Questions: Face Processing Neural Systems and Perception

5 questions to test your understanding

Score: 0 / 5
Question 1 Multiple Choice

A patient with damage to the right fusiform gyrus can recognize chairs, cars, and tools without difficulty but cannot recognize familiar faces — including their own family members' faces in photographs. What does this dissociation most strongly suggest?

AThe right fusiform gyrus is the only region that processes visual information
BFace recognition relies on a partially specialized neural system within the ventral visual stream
CThe patient's object recognition has been enhanced to compensate for impaired face processing
DThe damage disrupted holistic processing, which is equally required for face and object recognition
Question 2 Multiple Choice

An fMRI study finds that expert bird-watchers show stronger fusiform gyrus activation for images of birds than non-experts do. What does this finding suggest about the FFA?

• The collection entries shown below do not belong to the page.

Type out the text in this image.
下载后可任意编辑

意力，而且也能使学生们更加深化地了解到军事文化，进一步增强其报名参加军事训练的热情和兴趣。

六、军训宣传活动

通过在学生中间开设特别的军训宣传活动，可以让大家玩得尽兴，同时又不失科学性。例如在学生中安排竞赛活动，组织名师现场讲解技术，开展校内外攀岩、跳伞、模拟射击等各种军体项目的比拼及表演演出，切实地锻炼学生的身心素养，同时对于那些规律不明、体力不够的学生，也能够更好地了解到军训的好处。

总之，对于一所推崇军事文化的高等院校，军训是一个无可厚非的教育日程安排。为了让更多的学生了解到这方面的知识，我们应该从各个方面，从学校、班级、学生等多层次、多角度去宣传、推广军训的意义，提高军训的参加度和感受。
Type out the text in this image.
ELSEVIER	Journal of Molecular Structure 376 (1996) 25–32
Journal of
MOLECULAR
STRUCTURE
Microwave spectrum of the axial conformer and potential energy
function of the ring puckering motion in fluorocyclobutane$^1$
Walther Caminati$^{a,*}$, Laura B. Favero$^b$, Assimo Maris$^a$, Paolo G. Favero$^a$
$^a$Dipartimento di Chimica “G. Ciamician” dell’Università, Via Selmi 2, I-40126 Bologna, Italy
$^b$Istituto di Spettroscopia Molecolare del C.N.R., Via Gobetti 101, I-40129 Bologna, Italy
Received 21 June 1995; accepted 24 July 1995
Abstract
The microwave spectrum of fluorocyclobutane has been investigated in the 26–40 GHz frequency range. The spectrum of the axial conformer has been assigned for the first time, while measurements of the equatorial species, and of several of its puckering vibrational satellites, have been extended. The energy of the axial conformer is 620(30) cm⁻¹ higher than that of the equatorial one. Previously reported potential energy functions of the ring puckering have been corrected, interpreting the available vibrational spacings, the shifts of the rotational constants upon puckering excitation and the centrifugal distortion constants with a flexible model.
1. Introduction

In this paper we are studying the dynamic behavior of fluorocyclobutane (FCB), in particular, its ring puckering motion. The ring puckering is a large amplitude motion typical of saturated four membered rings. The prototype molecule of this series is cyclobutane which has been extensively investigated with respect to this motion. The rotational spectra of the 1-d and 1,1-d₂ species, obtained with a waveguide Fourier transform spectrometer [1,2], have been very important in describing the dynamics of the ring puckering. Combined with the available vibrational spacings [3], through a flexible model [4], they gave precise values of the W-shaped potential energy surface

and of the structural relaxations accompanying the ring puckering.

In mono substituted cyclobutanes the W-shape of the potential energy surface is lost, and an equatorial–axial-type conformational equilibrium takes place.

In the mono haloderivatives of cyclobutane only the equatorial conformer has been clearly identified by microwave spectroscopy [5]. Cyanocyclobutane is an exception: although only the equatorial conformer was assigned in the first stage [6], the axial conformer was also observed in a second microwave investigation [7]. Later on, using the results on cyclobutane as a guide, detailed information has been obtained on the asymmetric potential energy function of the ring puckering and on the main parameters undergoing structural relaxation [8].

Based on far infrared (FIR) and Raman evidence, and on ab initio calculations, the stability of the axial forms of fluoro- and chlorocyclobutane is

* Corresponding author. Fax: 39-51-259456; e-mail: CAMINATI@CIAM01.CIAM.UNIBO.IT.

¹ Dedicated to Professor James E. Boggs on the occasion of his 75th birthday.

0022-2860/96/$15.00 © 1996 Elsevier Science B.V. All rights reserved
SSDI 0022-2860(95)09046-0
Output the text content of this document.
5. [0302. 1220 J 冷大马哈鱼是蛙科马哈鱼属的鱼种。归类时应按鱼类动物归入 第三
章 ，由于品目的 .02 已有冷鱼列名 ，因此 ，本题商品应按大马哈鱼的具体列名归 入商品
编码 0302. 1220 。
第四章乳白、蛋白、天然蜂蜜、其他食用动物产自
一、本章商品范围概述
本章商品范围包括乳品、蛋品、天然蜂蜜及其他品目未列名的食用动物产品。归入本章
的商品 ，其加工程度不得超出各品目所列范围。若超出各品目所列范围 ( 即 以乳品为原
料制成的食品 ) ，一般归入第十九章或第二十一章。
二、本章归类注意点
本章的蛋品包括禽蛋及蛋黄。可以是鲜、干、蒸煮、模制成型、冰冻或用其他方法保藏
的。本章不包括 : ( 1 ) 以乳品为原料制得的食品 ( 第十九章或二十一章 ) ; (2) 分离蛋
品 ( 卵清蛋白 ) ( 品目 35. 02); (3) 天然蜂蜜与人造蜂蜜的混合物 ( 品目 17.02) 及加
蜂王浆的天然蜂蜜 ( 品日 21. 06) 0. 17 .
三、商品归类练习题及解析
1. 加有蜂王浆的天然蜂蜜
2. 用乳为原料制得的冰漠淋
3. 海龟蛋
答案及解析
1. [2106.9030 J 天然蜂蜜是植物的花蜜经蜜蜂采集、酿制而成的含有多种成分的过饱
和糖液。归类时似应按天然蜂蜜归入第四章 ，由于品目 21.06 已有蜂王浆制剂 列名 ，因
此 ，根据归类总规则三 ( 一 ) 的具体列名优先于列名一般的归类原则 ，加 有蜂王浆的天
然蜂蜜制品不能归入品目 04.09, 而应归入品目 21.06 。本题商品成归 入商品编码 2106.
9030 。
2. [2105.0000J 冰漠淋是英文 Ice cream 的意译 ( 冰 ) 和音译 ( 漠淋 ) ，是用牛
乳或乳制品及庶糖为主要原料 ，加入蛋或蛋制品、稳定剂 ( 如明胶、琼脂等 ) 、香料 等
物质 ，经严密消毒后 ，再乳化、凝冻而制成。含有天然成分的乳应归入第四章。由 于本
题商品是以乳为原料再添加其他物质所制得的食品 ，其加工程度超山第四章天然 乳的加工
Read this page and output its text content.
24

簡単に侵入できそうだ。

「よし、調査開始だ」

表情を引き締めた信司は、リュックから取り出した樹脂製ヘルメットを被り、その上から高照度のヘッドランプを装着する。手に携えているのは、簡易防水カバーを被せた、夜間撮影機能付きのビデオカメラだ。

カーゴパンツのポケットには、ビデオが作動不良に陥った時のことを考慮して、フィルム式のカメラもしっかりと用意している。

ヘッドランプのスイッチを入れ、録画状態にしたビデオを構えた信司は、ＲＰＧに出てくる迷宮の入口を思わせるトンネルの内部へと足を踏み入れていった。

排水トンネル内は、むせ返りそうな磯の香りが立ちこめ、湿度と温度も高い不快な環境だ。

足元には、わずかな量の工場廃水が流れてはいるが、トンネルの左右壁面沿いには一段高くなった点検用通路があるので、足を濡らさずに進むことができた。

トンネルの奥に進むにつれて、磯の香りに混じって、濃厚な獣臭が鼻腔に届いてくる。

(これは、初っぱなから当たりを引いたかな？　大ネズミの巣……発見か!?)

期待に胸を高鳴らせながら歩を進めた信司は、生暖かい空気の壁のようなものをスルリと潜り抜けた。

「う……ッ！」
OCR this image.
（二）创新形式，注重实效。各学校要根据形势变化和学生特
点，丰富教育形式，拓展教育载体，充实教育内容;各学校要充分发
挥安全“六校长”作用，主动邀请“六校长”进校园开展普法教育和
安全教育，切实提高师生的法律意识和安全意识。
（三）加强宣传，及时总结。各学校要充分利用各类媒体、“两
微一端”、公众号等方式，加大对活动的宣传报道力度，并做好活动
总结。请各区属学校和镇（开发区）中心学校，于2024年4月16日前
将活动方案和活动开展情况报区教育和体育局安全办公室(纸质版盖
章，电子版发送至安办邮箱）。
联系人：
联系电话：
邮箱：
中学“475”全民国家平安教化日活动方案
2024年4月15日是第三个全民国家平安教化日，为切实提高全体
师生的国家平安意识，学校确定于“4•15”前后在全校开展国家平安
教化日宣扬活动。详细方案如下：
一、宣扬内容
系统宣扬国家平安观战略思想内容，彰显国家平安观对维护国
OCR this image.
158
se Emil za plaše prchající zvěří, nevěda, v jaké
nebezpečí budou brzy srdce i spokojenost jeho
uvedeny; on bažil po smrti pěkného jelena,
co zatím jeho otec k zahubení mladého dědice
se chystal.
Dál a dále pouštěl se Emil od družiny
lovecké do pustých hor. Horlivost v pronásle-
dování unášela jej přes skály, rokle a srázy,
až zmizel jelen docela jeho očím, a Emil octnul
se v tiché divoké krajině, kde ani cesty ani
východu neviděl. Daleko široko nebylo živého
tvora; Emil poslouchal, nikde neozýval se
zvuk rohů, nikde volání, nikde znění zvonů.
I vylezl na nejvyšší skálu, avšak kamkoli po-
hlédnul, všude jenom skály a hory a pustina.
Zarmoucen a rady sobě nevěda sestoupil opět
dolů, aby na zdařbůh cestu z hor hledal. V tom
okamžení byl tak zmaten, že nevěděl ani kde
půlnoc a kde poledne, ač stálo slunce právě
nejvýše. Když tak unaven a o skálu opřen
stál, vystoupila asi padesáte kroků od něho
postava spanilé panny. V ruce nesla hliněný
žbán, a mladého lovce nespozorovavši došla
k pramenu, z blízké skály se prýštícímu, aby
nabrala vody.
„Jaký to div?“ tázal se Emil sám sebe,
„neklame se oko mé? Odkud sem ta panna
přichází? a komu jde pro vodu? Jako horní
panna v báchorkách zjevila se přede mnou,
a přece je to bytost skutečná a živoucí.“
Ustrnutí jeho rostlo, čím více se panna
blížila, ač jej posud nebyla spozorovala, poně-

AThe FFA is not specialized for faces — it responds equally to all visual categories
BThe FFA reflects expertise in fine-grained individuation within any homogeneous category, not faces specifically
CExpert bird-watchers have lost their face-processing ability because birds have displaced faces in the FFA
DThe finding confirms the domain-specificity view, since birds and faces share evolutionary significance
Question 3 True / False

The face inversion effect — the dramatic impairment in face recognition when a face is turned upside down — is larger than the inversion effect for most other object categories.

TTrue
FFalse
Question 4 True / False

According to the Haxby-Hoffman-Gobbini model, the fusiform face area (FFA) is responsible for extracting the social and emotional meaning of faces.

TTrue
FFalse
Question 5 Short Answer

Why do researchers debate whether the fusiform face area (FFA) is specifically 'for' faces versus being a general fine-grained individuation region, and what evidence bears on each side?

Think about your answer, then reveal below.